表 HITV の適応と非適応(腫瘍数と腫瘍径)

化学療法 放射線治療 適応
未治療 未治療 ●腫瘍数  ≤ 10
●腫瘍径  ≤ 5cm
耐性化 未治療 ●腫瘍数  ≤ 5
●腫瘍径  ≤ 3cm
未治療 耐性化 ●腫瘍数  ≤ 5
●腫瘍径  ≤ 3cm
耐性化 耐性化 ●適応なし

図3 プロトコール(A/B/C)による生存率 (A/B/C)

図3

まとめ

上記の結果をまとめると、第Ⅳ期或いは再発がんに対しての治療計画を立てる上では、腫瘍のワクチン化が大切で、〝免疫療法は、がん治療の最後ではなく、最初に行うべきである〞と言われる所以です。今後、樹状細胞の腫瘍内投与をもっと身近なものにするため、数年前から早稲田大学工学部と共同で穿刺ロボットの開発に向けて取り組んでいます。2005年に頭頸部がん再発で最初の治癒例を経験した時から、有効なプロトコールの作成について悩んできましたが、いまようやくその内容が見えてきたように感じます。

日本国内においては、再生医療法に準じて診療を行なっておりますが、海外ではマレーシアでの臨床試験を始め共同研究の輪を広げています。

参考文献
⑴ Hasumi, K. et al. Cancers2011, 3,2223 - 2242; doi:10.3390/cancers3022223
⑵ Hasumi, K. et al.
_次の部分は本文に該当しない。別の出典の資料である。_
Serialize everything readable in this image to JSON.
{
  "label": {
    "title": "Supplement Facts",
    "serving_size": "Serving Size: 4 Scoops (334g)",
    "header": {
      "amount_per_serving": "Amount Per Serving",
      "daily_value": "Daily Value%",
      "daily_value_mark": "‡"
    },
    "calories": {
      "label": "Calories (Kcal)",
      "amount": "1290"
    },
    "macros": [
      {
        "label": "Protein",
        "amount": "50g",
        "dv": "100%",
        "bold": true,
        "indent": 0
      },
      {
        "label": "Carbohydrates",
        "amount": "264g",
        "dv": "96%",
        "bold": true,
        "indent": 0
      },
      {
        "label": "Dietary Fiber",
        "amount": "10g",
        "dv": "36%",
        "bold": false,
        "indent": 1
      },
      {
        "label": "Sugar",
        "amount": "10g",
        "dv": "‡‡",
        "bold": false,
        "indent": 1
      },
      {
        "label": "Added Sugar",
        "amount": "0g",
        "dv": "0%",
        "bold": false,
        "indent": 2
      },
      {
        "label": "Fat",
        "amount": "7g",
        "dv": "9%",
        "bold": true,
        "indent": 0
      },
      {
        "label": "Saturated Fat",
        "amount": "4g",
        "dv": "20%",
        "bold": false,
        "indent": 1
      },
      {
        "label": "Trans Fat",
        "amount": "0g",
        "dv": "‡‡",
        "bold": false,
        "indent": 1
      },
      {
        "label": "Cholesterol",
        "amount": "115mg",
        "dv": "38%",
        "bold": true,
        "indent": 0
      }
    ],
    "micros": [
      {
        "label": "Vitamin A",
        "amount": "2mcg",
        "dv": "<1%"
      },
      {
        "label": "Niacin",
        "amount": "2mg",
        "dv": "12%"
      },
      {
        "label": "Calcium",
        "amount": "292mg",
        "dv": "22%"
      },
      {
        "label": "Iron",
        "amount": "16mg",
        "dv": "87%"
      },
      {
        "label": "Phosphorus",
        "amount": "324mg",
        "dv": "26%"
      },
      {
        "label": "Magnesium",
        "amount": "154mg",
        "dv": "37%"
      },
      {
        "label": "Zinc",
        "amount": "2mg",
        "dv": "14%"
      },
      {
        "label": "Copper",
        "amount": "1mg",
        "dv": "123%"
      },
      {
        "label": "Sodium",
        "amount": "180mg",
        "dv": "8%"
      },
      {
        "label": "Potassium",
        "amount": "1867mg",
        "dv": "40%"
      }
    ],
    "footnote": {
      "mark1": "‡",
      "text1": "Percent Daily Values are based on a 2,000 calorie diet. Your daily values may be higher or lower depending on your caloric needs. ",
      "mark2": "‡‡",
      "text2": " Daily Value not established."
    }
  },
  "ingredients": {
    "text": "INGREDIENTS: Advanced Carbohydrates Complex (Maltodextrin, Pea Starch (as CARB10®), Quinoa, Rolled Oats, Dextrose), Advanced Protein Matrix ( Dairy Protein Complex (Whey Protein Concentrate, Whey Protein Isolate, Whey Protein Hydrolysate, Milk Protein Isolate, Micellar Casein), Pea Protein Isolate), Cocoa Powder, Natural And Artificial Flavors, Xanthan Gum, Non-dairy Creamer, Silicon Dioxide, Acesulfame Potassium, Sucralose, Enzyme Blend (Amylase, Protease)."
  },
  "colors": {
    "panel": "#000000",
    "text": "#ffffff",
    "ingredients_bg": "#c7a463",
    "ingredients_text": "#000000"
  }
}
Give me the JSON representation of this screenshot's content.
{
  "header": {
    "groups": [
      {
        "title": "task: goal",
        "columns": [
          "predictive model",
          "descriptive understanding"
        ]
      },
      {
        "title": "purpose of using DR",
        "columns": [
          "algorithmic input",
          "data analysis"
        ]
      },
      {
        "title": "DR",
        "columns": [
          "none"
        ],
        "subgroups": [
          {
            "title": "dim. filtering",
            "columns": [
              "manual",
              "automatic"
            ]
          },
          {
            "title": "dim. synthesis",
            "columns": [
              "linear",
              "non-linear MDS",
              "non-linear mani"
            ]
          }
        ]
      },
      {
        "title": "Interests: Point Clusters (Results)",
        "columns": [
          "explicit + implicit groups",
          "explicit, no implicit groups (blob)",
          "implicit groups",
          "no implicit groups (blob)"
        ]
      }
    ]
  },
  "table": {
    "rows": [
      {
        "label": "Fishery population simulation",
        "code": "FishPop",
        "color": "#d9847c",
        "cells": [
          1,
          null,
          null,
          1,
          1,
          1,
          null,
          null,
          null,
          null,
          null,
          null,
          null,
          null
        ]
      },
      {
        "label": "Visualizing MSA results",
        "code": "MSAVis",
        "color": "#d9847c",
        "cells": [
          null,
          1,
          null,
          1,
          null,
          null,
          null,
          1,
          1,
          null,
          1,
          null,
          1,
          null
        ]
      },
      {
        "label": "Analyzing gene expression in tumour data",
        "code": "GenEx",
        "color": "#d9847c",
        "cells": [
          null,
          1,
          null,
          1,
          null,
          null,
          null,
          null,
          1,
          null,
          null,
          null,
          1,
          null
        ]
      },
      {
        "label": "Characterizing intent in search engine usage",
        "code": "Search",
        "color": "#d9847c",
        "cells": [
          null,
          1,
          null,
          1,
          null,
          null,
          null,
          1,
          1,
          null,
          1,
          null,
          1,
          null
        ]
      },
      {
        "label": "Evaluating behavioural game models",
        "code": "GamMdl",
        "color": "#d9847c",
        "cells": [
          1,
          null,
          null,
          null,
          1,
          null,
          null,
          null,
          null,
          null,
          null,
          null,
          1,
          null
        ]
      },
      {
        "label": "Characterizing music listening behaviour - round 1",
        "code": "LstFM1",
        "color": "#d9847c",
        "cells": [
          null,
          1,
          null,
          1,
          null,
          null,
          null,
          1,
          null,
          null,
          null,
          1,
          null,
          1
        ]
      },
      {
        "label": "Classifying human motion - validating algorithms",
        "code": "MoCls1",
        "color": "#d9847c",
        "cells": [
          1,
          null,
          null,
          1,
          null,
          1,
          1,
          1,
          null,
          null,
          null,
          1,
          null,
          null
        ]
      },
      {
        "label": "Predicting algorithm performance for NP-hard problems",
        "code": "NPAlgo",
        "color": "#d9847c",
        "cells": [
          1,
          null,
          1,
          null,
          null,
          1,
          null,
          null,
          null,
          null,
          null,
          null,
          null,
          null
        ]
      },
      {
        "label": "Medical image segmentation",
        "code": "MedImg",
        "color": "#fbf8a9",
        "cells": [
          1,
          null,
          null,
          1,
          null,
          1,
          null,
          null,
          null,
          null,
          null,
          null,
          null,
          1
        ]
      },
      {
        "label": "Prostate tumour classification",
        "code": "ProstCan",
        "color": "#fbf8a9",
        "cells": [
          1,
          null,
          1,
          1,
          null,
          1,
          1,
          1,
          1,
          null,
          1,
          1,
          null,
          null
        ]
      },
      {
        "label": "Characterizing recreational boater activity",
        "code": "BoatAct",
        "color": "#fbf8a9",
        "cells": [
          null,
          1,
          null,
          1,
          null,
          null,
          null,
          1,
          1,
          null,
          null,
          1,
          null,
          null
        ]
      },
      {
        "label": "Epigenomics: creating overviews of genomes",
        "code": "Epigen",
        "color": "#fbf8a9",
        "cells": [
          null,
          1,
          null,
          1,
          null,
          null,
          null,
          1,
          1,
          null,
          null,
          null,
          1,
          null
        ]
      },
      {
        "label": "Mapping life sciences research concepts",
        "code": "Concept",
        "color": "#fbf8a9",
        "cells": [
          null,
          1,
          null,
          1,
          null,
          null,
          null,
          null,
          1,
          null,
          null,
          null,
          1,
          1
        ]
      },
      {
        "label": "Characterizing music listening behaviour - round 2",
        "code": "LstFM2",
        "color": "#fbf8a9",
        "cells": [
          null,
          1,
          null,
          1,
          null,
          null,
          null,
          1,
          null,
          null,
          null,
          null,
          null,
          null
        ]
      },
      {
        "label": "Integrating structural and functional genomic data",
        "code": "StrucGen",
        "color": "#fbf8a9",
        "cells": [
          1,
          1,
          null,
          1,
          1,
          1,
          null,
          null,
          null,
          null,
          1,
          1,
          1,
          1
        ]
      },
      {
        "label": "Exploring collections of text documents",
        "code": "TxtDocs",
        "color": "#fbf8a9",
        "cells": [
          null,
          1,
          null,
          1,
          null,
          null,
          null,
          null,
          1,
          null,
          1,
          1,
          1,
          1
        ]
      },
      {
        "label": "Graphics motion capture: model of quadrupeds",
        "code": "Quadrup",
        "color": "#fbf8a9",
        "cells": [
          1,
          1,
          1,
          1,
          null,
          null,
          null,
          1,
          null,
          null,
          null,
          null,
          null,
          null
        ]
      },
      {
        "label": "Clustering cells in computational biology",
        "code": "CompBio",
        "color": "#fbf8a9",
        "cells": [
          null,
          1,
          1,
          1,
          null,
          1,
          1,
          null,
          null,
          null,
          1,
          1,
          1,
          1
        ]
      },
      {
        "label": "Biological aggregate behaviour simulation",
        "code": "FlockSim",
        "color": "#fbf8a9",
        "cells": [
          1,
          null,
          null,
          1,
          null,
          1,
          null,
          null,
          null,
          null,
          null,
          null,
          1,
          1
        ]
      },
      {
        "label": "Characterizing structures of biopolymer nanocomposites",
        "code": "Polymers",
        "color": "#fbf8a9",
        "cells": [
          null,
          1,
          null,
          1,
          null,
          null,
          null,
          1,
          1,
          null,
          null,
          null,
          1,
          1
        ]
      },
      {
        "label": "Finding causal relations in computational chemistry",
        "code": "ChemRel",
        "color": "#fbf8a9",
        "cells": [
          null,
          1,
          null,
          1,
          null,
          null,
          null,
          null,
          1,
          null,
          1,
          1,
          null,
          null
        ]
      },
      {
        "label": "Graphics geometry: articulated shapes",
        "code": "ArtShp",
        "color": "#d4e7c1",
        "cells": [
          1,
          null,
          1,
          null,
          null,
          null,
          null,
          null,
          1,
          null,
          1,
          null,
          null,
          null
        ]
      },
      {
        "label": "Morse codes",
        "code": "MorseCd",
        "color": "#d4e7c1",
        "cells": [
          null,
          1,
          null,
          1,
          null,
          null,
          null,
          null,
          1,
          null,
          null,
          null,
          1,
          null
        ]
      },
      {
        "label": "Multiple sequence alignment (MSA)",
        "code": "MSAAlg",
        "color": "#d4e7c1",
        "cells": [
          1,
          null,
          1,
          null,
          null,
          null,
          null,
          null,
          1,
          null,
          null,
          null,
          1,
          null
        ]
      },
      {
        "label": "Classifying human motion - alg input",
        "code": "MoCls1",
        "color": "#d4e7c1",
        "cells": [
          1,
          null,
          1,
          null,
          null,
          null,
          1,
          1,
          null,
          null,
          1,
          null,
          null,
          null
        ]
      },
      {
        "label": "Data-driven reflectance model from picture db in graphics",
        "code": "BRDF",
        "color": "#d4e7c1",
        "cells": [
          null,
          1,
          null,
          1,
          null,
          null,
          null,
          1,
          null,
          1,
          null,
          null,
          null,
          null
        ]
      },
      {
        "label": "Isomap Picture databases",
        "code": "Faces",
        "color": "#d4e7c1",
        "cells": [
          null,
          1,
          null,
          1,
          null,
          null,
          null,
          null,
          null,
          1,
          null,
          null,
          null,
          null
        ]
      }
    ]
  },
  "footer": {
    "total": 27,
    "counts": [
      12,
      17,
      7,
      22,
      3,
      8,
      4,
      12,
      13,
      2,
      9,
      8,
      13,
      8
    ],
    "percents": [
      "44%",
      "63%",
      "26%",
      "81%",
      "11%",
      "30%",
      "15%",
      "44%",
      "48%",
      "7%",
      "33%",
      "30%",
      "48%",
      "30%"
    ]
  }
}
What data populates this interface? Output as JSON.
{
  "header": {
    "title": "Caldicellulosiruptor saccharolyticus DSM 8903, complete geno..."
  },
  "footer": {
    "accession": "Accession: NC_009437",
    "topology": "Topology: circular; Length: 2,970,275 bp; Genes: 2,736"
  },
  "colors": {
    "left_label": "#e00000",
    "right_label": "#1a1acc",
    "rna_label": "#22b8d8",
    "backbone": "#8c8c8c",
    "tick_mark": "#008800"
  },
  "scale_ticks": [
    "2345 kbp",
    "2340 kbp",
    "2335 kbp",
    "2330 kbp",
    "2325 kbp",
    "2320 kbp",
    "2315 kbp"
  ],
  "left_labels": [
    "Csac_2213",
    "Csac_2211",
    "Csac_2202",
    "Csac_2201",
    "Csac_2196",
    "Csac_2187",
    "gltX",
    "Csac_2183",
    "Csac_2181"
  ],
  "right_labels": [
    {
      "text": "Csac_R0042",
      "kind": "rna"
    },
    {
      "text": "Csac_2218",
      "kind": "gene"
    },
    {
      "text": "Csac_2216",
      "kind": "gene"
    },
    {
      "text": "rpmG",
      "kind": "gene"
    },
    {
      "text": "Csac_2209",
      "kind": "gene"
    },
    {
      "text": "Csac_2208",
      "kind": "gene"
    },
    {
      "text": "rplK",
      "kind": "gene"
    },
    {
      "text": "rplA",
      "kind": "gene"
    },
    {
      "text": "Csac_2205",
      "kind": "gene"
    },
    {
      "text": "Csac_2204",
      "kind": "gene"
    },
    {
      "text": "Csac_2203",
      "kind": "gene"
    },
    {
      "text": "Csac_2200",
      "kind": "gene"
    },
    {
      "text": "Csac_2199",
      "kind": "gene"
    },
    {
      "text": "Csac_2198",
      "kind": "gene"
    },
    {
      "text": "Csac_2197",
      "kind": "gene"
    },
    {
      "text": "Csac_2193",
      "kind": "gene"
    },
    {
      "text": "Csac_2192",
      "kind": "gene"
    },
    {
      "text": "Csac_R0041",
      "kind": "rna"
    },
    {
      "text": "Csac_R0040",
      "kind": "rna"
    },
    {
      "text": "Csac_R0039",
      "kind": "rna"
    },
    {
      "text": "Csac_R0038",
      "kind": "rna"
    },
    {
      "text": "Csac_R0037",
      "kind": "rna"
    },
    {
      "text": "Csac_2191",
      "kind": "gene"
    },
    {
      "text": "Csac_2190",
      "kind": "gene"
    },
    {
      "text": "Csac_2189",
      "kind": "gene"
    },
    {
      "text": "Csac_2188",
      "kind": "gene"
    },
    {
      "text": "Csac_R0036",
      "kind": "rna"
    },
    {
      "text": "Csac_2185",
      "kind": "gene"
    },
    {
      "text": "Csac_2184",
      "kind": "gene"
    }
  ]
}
Oncolmmunology2013;2 : e26381; http://dx.do i.org/10.4161/ onci.26381
⑶ Mann, D.L. et al. CancerVaccines: Ann. N.Y. Acad. Sci.1174: 41 - 50(2009).doi: 10.1111/i.1749-6632.2009.04934.x ©2009New York Academy of Sciences.
※当記事は『総合医療でがんに克つ』2023年1月号(株式会社クリピュア)掲載の寄稿原稿を編集・転載したものです。